Alex,
Alter writes:
"Historically, there has been a very long interval
between the first recognition that a disease is
transfusion-transmitted and the eventual implementation
of a donor-screening test to prevent that
transmission (Table 1). For the hepatitis B virus
(HBV), the interval between recognition of transfusion-
transmission and implementation of the first
assays for HBV, the Australia antigen, was
approximately 30 years; and for non-A, non-B/
HCV hepatitis, it was 15 years. For HIV, the
interval was reduced to 3 years; however, in that
comparatively brief interval, more than 14 000
transfusion-transmitted, predominantly fatal HIV
infections occurred in the United States alone."
HIV was recognized as a transfusion risk in '82, and began to be screened out in '85. There was certainly a potential for a lot more than 14,000 people to get it through the blood supply, especially because the transmission efficiency by blood transfusion is 90-100%, but really not very many people at all had it back then, compared to how many people had it later. For that reason not very much of the blood supply was tainted with it. I can't find a chart of how much the HIV+ percentage of the population grew, but you can basically see it by looking at this graph of the number of AIDS deaths in the USA. (You can see that deaths plummeted after HAART was invented, which is reason #27 why Deusberg and other HIV denialists are stark raving insane. Until then, they grew rapidly and regularly every year.)
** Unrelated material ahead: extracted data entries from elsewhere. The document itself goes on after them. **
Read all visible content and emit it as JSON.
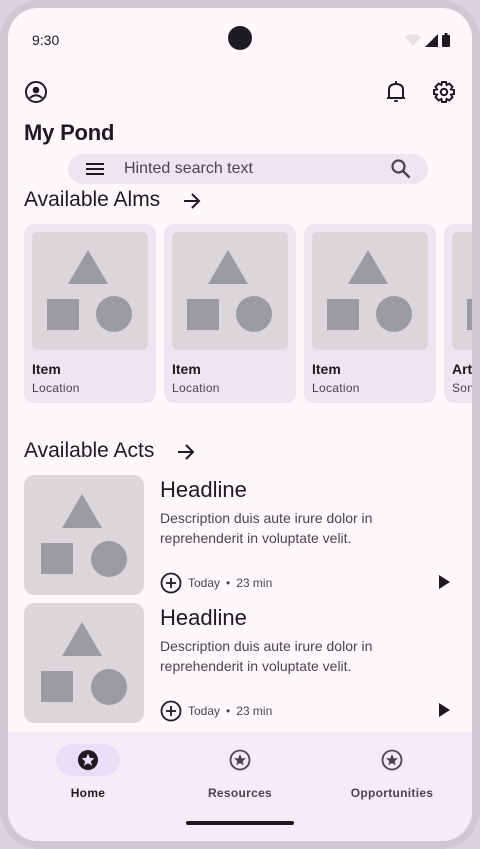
{
  "status_bar": {
    "time": "9:30",
    "icons": [
      "wifi-icon",
      "signal-icon",
      "battery-icon"
    ]
  },
  "top_bar": {
    "left_icon": "account-circle-icon",
    "right_icons": [
      "notifications-icon",
      "settings-icon"
    ]
  },
  "page_title": "My Pond",
  "search": {
    "placeholder": "Hinted search text",
    "leading_icon": "menu-icon",
    "trailing_icon": "search-icon"
  },
  "sections": {
    "alms": {
      "title": "Available Alms",
      "action_icon": "arrow-right-icon"
    },
    "acts": {
      "title": "Available Acts",
      "action_icon": "arrow-right-icon"
    }
  },
  "alms_cards": [
    {
      "title": "Item",
      "subtitle": "Location"
    },
    {
      "title": "Item",
      "subtitle": "Location"
    },
    {
      "title": "Item",
      "subtitle": "Location"
    },
    {
      "title": "Art",
      "subtitle": "Son"
    }
  ],
  "acts_list": [
    {
      "headline": "Headline",
      "description": "Description duis aute irure dolor in reprehenderit in voluptate velit.",
      "date": "Today",
      "separator": "•",
      "duration": "23 min"
    },
    {
      "headline": "Headline",
      "description": "Description duis aute irure dolor in reprehenderit in voluptate velit.",
      "date": "Today",
      "separator": "•",
      "duration": "23 min"
    }
  ],
  "bottom_nav": [
    {
      "label": "Home",
      "icon": "star-circle-icon",
      "active": true
    },
    {
      "label": "Resources",
      "icon": "star-circle-icon",
      "active": false
    },
    {
      "label": "Opportunities",
      "icon": "star-circle-icon",
      "active": false
    }
  ],
  "colors": {
    "background": "#fef7fc",
    "surface_container": "#ece6f0",
    "nav_background": "#f3edf7",
    "active_indicator": "#e8def8",
    "placeholder_fill": "#dad6da",
    "placeholder_shape": "#9a9ca1",
    "on_surface": "#1d1b20",
    "on_surface_variant": "#49454f"
  }
}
http://en.wikipedia.org/wiki/File:AIDS_Deaths-US_1987-1997.gif
Of course, unlike some people on various forums, I don't believe CFS is very likely at all to be a growing thing, the way HIV was. I believe its prevalence is probably stable. In fact suspect pretty strongly that CFS is identical with the diagnosis "neurasthenia" which was used around 1900, and I suspect the prevalence is about the same as it was in 1900.